# Graham scan

Graham's scan is a method of finding the convex hull of a finite set of points in the plane with time complexity O(n log n). It is named after Ronald Graham, who published the original algorithm in 1972. The algorithm finds all vertices of the convex hull ordered along its boundary. It uses a stack to detect and remove concavities in the boundary efficiently.

## Algorithm As one can see, PAB and ABC are counterclockwise, but BCD is not. The algorithm detects this situation and discards previously chosen segments until the turn taken is counterclockwise (ABD in this case.)

The first step in this algorithm is to find the point with the lowest y-coordinate. If the lowest y-coordinate exists in more than one point in the set, the point with the lowest x-coordinate out of the candidates should be chosen. Call this point P. This step takes O(n), where n is the number of points in question.

Next, the set of points must be sorted in increasing order of the angle they and the point P make with the x-axis. Any general-purpose sorting algorithm is appropriate for this, for example heapsort (which is O(n log n)).

Sorting in order of angle does not require computing the angle. It is possible to use any function of the angle which is monotonic in the interval $[0,\pi ]$ . The cosine is easily computed using the dot product, or the slope of the line may be used. If numeric precision is at stake, the comparison function used by the sorting algorithm can use the sign of the cross product to determine relative angles.

The algorithm proceeds by considering each of the points in the sorted array in sequence. For each point, it is first determined whether traveling from the two points immediately preceding this point constitutes making a left turn or a right turn. If a right turn, the second-to-last point is not part of the convex hull, and lies 'inside' it. The same determination is then made for the set of the latest point and the two points that immediately precede the point found to have been inside the hull, and is repeated until a "left turn" set is encountered, at which point the algorithm moves on to the next point in the set of points in the sorted array minus any points that were found to be inside the hull; there is no need to consider these points again. (If at any stage the three points are collinear, one may opt either to discard or to report it, since in some applications it is required to find all points on the boundary of the convex hull.)

Again, determining whether three points constitute a "left turn" or a "right turn" does not require computing the actual angle between the two line segments, and can actually be achieved with simple arithmetic only.
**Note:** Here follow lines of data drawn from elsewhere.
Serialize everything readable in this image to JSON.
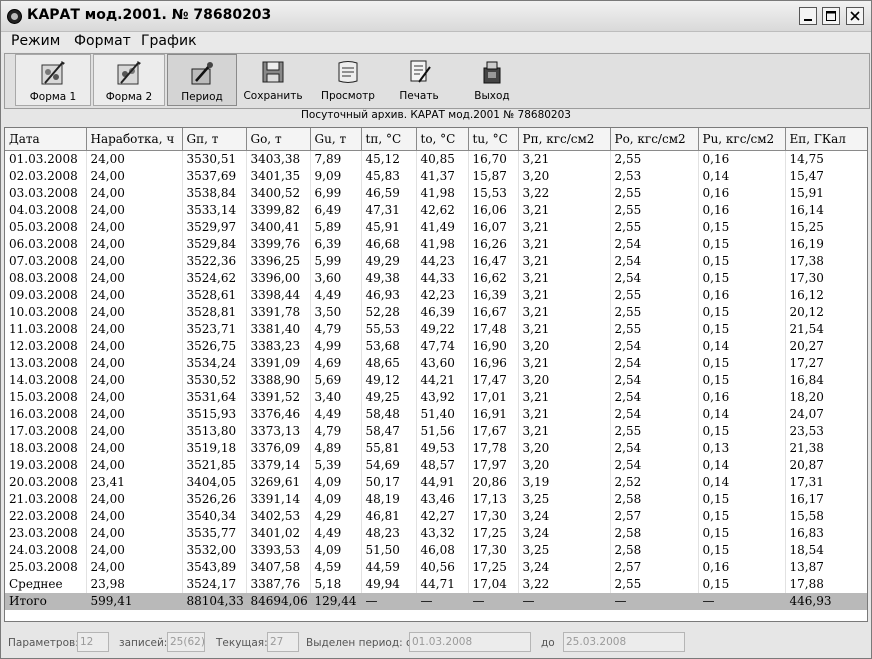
{
  "window": {
    "title": "КАРАТ мод.2001. № 78680203"
  },
  "menu": [
    {
      "label": "Режим"
    },
    {
      "label": "Формат"
    },
    {
      "label": "График"
    }
  ],
  "toolbar": [
    {
      "label": "Форма 1",
      "icon": "form1-icon"
    },
    {
      "label": "Форма 2",
      "icon": "form2-icon"
    },
    {
      "label": "Период",
      "icon": "period-icon"
    },
    {
      "label": "Сохранить",
      "icon": "floppy-disk-icon"
    },
    {
      "label": "Просмотр",
      "icon": "scroll-preview-icon"
    },
    {
      "label": "Печать",
      "icon": "print-icon"
    },
    {
      "label": "Выход",
      "icon": "exit-icon"
    }
  ],
  "caption": "Посуточный архив. КАРАТ мод.2001 № 78680203",
  "table": {
    "columns": [
      "Дата",
      "Наработка, ч",
      "Gп, т",
      "Gо, т",
      "Gu, т",
      "tп, °С",
      "tо, °С",
      "tu, °С",
      "Рп, кгс/см2",
      "Ро, кгс/см2",
      "Рu, кгс/см2",
      "Еп, ГКал"
    ],
    "rows": [
      [
        "01.03.2008",
        "24,00",
        "3530,51",
        "3403,38",
        "7,89",
        "45,12",
        "40,85",
        "16,70",
        "3,21",
        "2,55",
        "0,16",
        "14,75"
      ],
      [
        "02.03.2008",
        "24,00",
        "3537,69",
        "3401,35",
        "9,09",
        "45,83",
        "41,37",
        "15,87",
        "3,20",
        "2,53",
        "0,14",
        "15,47"
      ],
      [
        "03.03.2008",
        "24,00",
        "3538,84",
        "3400,52",
        "6,99",
        "46,59",
        "41,98",
        "15,53",
        "3,22",
        "2,55",
        "0,16",
        "15,91"
      ],
      [
        "04.03.2008",
        "24,00",
        "3533,14",
        "3399,82",
        "6,49",
        "47,31",
        "42,62",
        "16,06",
        "3,21",
        "2,55",
        "0,16",
        "16,14"
      ],
      [
        "05.03.2008",
        "24,00",
        "3529,97",
        "3400,41",
        "5,89",
        "45,91",
        "41,49",
        "16,07",
        "3,21",
        "2,55",
        "0,15",
        "15,25"
      ],
      [
        "06.03.2008",
        "24,00",
        "3529,84",
        "3399,76",
        "6,39",
        "46,68",
        "41,98",
        "16,26",
        "3,21",
        "2,54",
        "0,15",
        "16,19"
      ],
      [
        "07.03.2008",
        "24,00",
        "3522,36",
        "3396,25",
        "5,99",
        "49,29",
        "44,23",
        "16,47",
        "3,21",
        "2,54",
        "0,15",
        "17,38"
      ],
      [
        "08.03.2008",
        "24,00",
        "3524,62",
        "3396,00",
        "3,60",
        "49,38",
        "44,33",
        "16,62",
        "3,21",
        "2,54",
        "0,15",
        "17,30"
      ],
      [
        "09.03.2008",
        "24,00",
        "3528,61",
        "3398,44",
        "4,49",
        "46,93",
        "42,23",
        "16,39",
        "3,21",
        "2,55",
        "0,16",
        "16,12"
      ],
      [
        "10.03.2008",
        "24,00",
        "3528,81",
        "3391,78",
        "3,50",
        "52,28",
        "46,39",
        "16,67",
        "3,21",
        "2,55",
        "0,15",
        "20,12"
      ],
      [
        "11.03.2008",
        "24,00",
        "3523,71",
        "3381,40",
        "4,79",
        "55,53",
        "49,22",
        "17,48",
        "3,21",
        "2,55",
        "0,15",
        "21,54"
      ],
      [
        "12.03.2008",
        "24,00",
        "3526,75",
        "3383,23",
        "4,99",
        "53,68",
        "47,74",
        "16,90",
        "3,20",
        "2,54",
        "0,14",
        "20,27"
      ],
      [
        "13.03.2008",
        "24,00",
        "3534,24",
        "3391,09",
        "4,69",
        "48,65",
        "43,60",
        "16,96",
        "3,21",
        "2,54",
        "0,15",
        "17,27"
      ],
      [
        "14.03.2008",
        "24,00",
        "3530,52",
        "3388,90",
        "5,69",
        "49,12",
        "44,21",
        "17,47",
        "3,20",
        "2,54",
        "0,15",
        "16,84"
      ],
      [
        "15.03.2008",
        "24,00",
        "3531,64",
        "3391,52",
        "3,40",
        "49,25",
        "43,92",
        "17,01",
        "3,21",
        "2,54",
        "0,16",
        "18,20"
      ],
      [
        "16.03.2008",
        "24,00",
        "3515,93",
        "3376,46",
        "4,49",
        "58,48",
        "51,40",
        "16,91",
        "3,21",
        "2,54",
        "0,14",
        "24,07"
      ],
      [
        "17.03.2008",
        "24,00",
        "3513,80",
        "3373,13",
        "4,79",
        "58,47",
        "51,56",
        "17,67",
        "3,21",
        "2,55",
        "0,15",
        "23,53"
      ],
      [
        "18.03.2008",
        "24,00",
        "3519,18",
        "3376,09",
        "4,89",
        "55,81",
        "49,53",
        "17,78",
        "3,20",
        "2,54",
        "0,13",
        "21,38"
      ],
      [
        "19.03.2008",
        "24,00",
        "3521,85",
        "3379,14",
        "5,39",
        "54,69",
        "48,57",
        "17,97",
        "3,20",
        "2,54",
        "0,14",
        "20,87"
      ],
      [
        "20.03.2008",
        "23,41",
        "3404,05",
        "3269,61",
        "4,09",
        "50,17",
        "44,91",
        "20,86",
        "3,19",
        "2,52",
        "0,14",
        "17,31"
      ],
      [
        "21.03.2008",
        "24,00",
        "3526,26",
        "3391,14",
        "4,09",
        "48,19",
        "43,46",
        "17,13",
        "3,25",
        "2,58",
        "0,15",
        "16,17"
      ],
      [
        "22.03.2008",
        "24,00",
        "3540,34",
        "3402,53",
        "4,29",
        "46,81",
        "42,27",
        "17,30",
        "3,24",
        "2,57",
        "0,15",
        "15,58"
      ],
      [
        "23.03.2008",
        "24,00",
        "3535,77",
        "3401,02",
        "4,49",
        "48,23",
        "43,32",
        "17,25",
        "3,24",
        "2,58",
        "0,15",
        "16,83"
      ],
      [
        "24.03.2008",
        "24,00",
        "3532,00",
        "3393,53",
        "4,09",
        "51,50",
        "46,08",
        "17,30",
        "3,25",
        "2,58",
        "0,15",
        "18,54"
      ],
      [
        "25.03.2008",
        "24,00",
        "3543,89",
        "3407,58",
        "4,59",
        "44,59",
        "40,56",
        "17,25",
        "3,24",
        "2,57",
        "0,16",
        "13,87"
      ],
      [
        "Среднее",
        "23,98",
        "3524,17",
        "3387,76",
        "5,18",
        "49,94",
        "44,71",
        "17,04",
        "3,22",
        "2,55",
        "0,15",
        "17,88"
      ]
    ],
    "total": [
      "Итого",
      "599,41",
      "88104,33",
      "84694,06",
      "129,44",
      "—",
      "—",
      "—",
      "—",
      "—",
      "—",
      "446,93"
    ]
  },
  "status": {
    "params_label": "Параметров:",
    "params_value": "12",
    "records_label": "записей:",
    "records_value": "25(62)",
    "current_label": "Текущая:",
    "current_value": "27",
    "period_label": "Выделен период: от",
    "period_from": "01.03.2008",
    "to_label": "до",
    "period_to": "25.03.2008"
  }
}
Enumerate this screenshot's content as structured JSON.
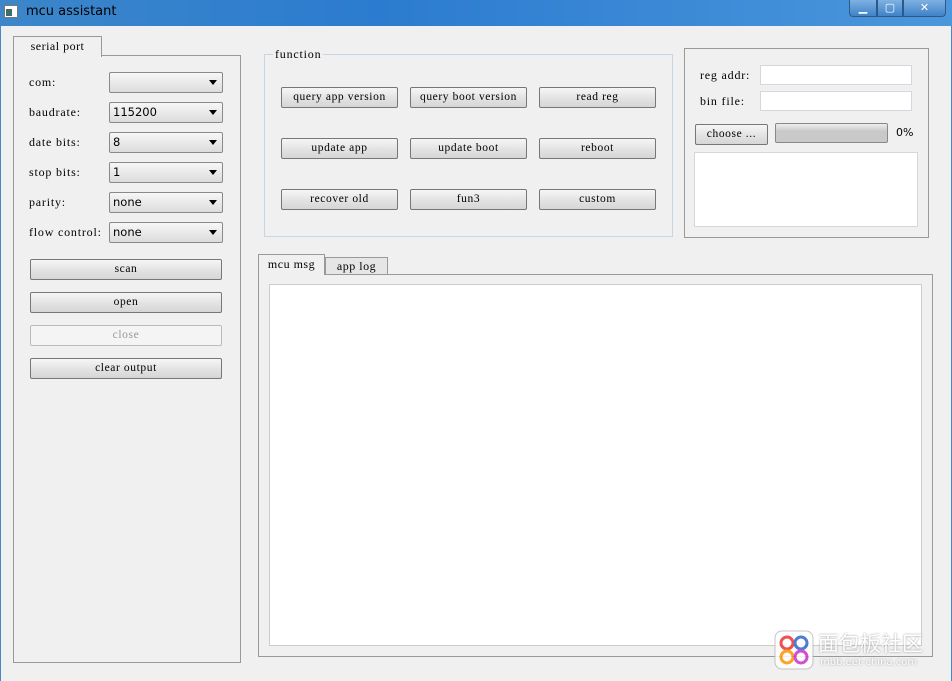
{
  "window": {
    "title": "mcu assistant",
    "minimize": "▁",
    "maximize": "▢",
    "close": "✕"
  },
  "serial": {
    "tab": "serial port",
    "fields": [
      {
        "label": "com:",
        "value": ""
      },
      {
        "label": "baudrate:",
        "value": "115200"
      },
      {
        "label": "date bits:",
        "value": "8"
      },
      {
        "label": "stop bits:",
        "value": "1"
      },
      {
        "label": "parity:",
        "value": "none"
      },
      {
        "label": "flow control:",
        "value": "none"
      }
    ],
    "scan": "scan",
    "open": "open",
    "close": "close",
    "clear": "clear output"
  },
  "function": {
    "title": "function",
    "buttons": [
      "query app version",
      "query boot version",
      "read reg",
      "update app",
      "update boot",
      "reboot",
      "recover old",
      "fun3",
      "custom"
    ]
  },
  "update": {
    "reg_addr_label": "reg addr:",
    "reg_addr": "",
    "bin_file_label": "bin file:",
    "bin_file": "",
    "choose": "choose ...",
    "progress": 0,
    "progress_text": "0%",
    "log": ""
  },
  "output": {
    "tabs": [
      "mcu msg",
      "app log"
    ],
    "active_tab": "mcu msg",
    "content": ""
  },
  "watermark": {
    "text": "面包板社区",
    "url": "mbb.eet-china.com"
  }
}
For three points $P_{1}=(x_{1},y_{1})$ , $P_{2}=(x_{2},y_{2})$ and $P_{3}=(x_{3},y_{3})$ , compute the z-coordinate of the cross product of the two vectors ${\overrightarrow {P_{1}P_{2}}}$ and ${\overrightarrow {P_{1}P_{3}}}$ , which is given by the expression $(x_{2}-x_{1})(y_{3}-y_{1})-(y_{2}-y_{1})(x_{3}-x_{1})$ . If the result is 0, the points are collinear; if it is positive, the three points constitute a "left turn" or counter-clockwise orientation, otherwise a "right turn" or clockwise orientation (for counter-clockwise numbered points).

This process will eventually return to the point at which it started, at which point the algorithm is completed and the stack now contains the points on the convex hull in counterclockwise order.

## Time complexity

Sorting the points has time complexity O(n log n). While it may seem that the time complexity of the loop is O(n2), because for each point it goes back to check if any of the previous points make a "right turn", it is actually O(n), because each point is considered at most twice in some sense. Each point can appear only once as a point $(x_{2},y_{2})$ in a "left turn" (because the algorithm advances to the next point $(x_{3},y_{3})$ after that), and as a point $(x_{2},y_{2})$ in a "right turn" (because the point $(x_{2},y_{2})$ is removed). The overall time complexity is therefore O(n log n), since the time to sort dominates the time to actually compute the convex hull.

## Pseudocode

The code below uses a function ccw: ccw > 0 if three points make a counter-clockwise turn, clockwise if ccw < 0, and collinear if ccw = 0. (In real applications, if the coordinates are arbitrary real numbers, the function requires exact comparison of floating-point numbers, and one has to beware of numeric singularities for "nearly" collinear points.)

Then let the result be stored in the stack.

let points be the list of points
let stack = empty_stack()

find the lowest y-coordinate and leftmost point, called P0
sort points by polar angle with P0, if several points have the same polar angle then only keep the farthest

for point in points:
# pop the last point from the stack if we turn clockwise to reach this point
while count stack > 1 and ccw(next_to_top(stack), top(stack), point) <= 0:
pop stack
push point to stack
end


Now the stack contains the convex hull, where the points are oriented counter-clockwise and P0 is the first point.

Here, next_to_top() is a function for returning the item one entry below the top of stack, without changing the stack, and similarly, top() for returning the topmost element.

This pseudocode is adapted from Introduction to Algorithms.